By Lewis Krauskopf, Saqib Iqbal Ahmed and David Randall
NEW YORK (Reuters) – A few months ago, most investors feared having too much exposure to equities. Now many are worried they may not have enough.
The 15% year-to-date rally in the S&P 500 is pulling once doubtful investors back into the market. Many who had whittled down stock holdings during 2022’s painful decline are shifting gears.
The National Association of Active Investment Managers’ exposure index last week hit its highest level since late 2021, while cash levels among global fund managers surveyed this month by Bank of America fell to their lowest point since January 2022.
Positioning among discretionary investors, a cohort that includes fund managers to individual investors, moved above neutral earlier this month for the first time since February, Deutsche Bank data showed.
Meanwhile, options investors are buying calls – bets on upside in stocks – at levels not seen in years. A record 1.8 million S&P 500 calls traded on Thursday, helping lift the one-month moving average of calls-to-puts to the highest in at least four years, Trade Alert data showed.

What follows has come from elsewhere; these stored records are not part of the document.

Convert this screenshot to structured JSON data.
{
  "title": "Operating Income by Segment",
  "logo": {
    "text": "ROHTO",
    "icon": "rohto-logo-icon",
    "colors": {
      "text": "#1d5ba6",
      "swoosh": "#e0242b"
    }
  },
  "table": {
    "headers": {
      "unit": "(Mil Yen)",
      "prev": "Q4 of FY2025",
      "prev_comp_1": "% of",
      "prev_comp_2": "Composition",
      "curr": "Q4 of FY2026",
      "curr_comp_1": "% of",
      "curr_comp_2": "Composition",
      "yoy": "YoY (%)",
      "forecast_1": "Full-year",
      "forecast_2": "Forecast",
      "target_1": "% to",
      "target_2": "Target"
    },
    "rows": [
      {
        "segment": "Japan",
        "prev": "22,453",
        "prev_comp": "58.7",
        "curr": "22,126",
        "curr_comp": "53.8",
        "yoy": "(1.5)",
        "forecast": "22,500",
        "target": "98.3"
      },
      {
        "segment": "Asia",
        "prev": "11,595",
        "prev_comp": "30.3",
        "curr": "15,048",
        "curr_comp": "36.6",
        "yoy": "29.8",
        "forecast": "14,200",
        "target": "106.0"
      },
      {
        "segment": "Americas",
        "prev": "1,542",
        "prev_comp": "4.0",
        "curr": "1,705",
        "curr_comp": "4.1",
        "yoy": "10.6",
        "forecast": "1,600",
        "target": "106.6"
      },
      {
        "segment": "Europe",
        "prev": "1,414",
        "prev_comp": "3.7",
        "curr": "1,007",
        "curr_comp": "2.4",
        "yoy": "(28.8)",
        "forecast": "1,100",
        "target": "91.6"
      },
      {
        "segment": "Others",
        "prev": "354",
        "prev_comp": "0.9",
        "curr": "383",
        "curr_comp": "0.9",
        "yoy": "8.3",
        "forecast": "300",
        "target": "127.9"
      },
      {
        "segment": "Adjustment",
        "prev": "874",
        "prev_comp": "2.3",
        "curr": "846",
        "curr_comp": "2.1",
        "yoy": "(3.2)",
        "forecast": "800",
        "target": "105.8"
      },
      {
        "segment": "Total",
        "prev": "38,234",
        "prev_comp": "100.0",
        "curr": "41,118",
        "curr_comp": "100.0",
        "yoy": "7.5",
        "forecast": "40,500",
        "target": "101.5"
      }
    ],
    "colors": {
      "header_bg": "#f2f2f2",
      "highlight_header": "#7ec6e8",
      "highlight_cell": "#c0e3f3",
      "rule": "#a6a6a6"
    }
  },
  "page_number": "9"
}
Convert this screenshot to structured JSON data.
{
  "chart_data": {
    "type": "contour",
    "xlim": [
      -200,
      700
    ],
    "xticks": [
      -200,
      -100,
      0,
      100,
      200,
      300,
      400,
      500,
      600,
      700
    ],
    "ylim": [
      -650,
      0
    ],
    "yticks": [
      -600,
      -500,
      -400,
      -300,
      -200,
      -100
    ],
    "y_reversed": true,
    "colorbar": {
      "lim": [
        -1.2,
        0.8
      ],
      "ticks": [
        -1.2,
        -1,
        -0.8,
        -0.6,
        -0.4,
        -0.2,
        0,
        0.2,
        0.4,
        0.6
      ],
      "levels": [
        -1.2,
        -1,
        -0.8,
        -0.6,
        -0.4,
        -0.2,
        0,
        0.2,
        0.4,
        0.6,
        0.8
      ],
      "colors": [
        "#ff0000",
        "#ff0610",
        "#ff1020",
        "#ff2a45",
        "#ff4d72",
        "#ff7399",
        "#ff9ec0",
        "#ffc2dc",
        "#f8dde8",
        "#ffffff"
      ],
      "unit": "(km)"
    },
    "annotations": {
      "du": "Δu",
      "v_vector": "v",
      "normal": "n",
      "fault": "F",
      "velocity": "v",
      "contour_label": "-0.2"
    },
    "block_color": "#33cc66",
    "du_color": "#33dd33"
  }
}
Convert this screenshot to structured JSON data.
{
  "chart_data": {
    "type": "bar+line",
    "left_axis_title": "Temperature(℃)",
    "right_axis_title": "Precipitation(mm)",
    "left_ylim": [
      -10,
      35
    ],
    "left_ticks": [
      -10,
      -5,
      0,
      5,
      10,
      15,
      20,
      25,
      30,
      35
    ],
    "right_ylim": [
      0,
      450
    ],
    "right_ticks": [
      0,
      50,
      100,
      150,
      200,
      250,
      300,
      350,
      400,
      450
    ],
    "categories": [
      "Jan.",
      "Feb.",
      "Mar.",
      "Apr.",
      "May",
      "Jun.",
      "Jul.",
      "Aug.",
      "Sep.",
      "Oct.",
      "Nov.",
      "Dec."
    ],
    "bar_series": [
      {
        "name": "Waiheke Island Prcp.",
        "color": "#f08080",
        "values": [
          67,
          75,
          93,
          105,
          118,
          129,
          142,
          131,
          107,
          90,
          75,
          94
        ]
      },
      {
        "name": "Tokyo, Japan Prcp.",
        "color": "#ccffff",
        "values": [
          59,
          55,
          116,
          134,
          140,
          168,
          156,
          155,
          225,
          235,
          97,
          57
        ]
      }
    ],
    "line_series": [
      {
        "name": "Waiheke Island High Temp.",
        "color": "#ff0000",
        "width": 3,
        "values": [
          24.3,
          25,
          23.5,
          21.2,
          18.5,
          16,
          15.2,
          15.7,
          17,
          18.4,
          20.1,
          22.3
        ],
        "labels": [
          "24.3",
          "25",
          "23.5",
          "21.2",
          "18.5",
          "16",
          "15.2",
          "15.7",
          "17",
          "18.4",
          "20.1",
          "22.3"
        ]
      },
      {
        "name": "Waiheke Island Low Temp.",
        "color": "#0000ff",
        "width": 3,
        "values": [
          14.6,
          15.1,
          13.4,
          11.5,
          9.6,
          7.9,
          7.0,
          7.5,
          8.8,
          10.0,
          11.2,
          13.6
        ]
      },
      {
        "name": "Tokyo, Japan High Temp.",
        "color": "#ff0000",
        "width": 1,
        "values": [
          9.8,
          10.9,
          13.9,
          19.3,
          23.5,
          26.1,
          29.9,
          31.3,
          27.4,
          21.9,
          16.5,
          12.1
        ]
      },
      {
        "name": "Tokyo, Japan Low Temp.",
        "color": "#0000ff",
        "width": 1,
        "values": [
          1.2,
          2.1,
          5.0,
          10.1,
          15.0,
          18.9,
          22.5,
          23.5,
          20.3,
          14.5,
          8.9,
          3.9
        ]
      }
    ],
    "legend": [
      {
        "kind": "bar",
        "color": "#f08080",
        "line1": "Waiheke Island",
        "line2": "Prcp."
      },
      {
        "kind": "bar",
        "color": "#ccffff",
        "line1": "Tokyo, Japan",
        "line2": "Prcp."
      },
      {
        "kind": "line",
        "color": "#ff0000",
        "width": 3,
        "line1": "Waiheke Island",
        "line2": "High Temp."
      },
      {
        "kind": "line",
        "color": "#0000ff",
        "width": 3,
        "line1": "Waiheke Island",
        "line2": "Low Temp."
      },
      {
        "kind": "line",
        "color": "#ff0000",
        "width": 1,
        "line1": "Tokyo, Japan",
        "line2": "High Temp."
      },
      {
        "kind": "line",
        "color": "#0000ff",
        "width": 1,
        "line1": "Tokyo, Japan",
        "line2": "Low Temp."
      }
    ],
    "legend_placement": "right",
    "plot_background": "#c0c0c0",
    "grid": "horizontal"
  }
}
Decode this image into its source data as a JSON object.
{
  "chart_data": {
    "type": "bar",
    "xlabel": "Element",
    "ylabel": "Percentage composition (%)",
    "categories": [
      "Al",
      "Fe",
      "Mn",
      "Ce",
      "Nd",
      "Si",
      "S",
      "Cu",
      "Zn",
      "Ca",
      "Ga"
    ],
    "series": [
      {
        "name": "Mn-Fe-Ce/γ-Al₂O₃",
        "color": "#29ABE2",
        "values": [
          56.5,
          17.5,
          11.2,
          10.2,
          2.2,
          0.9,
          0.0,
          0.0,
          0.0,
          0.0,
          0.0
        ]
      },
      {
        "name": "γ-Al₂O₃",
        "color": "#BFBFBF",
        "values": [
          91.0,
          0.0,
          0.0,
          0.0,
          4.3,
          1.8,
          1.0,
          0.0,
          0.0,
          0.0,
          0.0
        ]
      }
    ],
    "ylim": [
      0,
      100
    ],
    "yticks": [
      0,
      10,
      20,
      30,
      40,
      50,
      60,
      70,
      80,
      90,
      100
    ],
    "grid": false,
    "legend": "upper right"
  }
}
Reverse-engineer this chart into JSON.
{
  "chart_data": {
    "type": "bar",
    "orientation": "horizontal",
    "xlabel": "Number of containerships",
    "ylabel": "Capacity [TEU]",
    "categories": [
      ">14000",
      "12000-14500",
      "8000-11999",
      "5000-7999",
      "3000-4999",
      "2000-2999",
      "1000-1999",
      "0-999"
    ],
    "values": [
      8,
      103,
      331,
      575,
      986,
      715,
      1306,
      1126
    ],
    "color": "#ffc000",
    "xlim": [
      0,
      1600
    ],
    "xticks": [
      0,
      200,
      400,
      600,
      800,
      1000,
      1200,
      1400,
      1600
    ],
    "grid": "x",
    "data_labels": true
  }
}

“If you’ve been fighting this market, you’re very likely exhausted,” said Emily Roland, co-chief investment strategist at John Hancock Asset Management, who has been increasing overall equity allocations.
The latest gains are fueled by factors ranging from a U.S. economy that has so far avoided recession despite the Federal Reserve’s aggressive monetary policy tightening to growing buzz over advances in artificial intelligence.
Some Wall Street banks are revising forecasts for how high stocks can go. Among the latest is Goldman Sachs, whose strategists raised their year-end S&P 500 target to 4,500 from 4,000, citing expectations the economy is likely to avoid a downturn in the next 12 months. The index ended on Friday at 4,409.59, up 23% from its October lows.
Willie Delwiche, investment strategist at Hi Mount Research, said improving sentiment is poised to support stocks, provided it does not become too extreme.
“Shifting from pessimism to optimism is actually what gives lifeblood to bull markets,” he said. “You run into trouble when you get to excessive levels, but … we’re not there.”
One measure of sentiment that Delwiche studies, the American Association of Individual Investors survey, showed bullish sentiment outpacing bearish sentiment in the latest week by the widest margin since November 2021.
Continued strength in stocks would be consistent with previous periods when pessimism began unwinding while optimism accelerated, Delwiche said.
History also shows stocks tend to keep rallying after rising 20% above their lows. The S&P 500 has posted a median gain of 18% in the 12 months after clearing the 20% threshold, LPL Financial data showed.
Still, some worry stocks are already getting overheated.
Brent Kochuba, founder of options analytic service SpotGamma, said that while extreme levels of call option buying can support markets, it also warrants caution in the near term.
“The trend is probably higher … but in the very short term we have gotten over our skis,” he said.
Matt Stucky, senior portfolio manager of equities at Northwestern Mutual Wealth Management Company, believes sentiment – as evidenced in the AAII survey – has soared too quickly. He believes the Fed’s rate hikes are likely to bring on a mild recession late this year or in early 2024. The Fed left rates unchanged earlier this week but said more increases may be necessary this year.
“You’re starting to see quite a bit of evidence that investors are chasing this rally,” he said. “We’re starting to take a little bit off the table.”
Others, however, believe the rally has room to run. One encouraging signal is that a greater number of S&P 500 stocks are heading higher, in addition to the handful of megacap growth names such as Microsoft and Nvidia that led gains this year.
Small caps and industrial shares – long-time laggards – have outperformed so far this month, for example, while the number of S&P 500 stocks trading above their 200-day moving average rose to two-month highs this week.
Ken Mahoney, CEO of Mahoney Asset Management, has been adding to positions in Microsoft and Nvidia in recent sessions. Massive call buying, fear of missing out and bearish investors reversing their bets are likely to continue taking markets higher for now, he said.
“The market is overheated and everyone and their grandmother can see it, but it may take some time before we see a blow off top,” he said.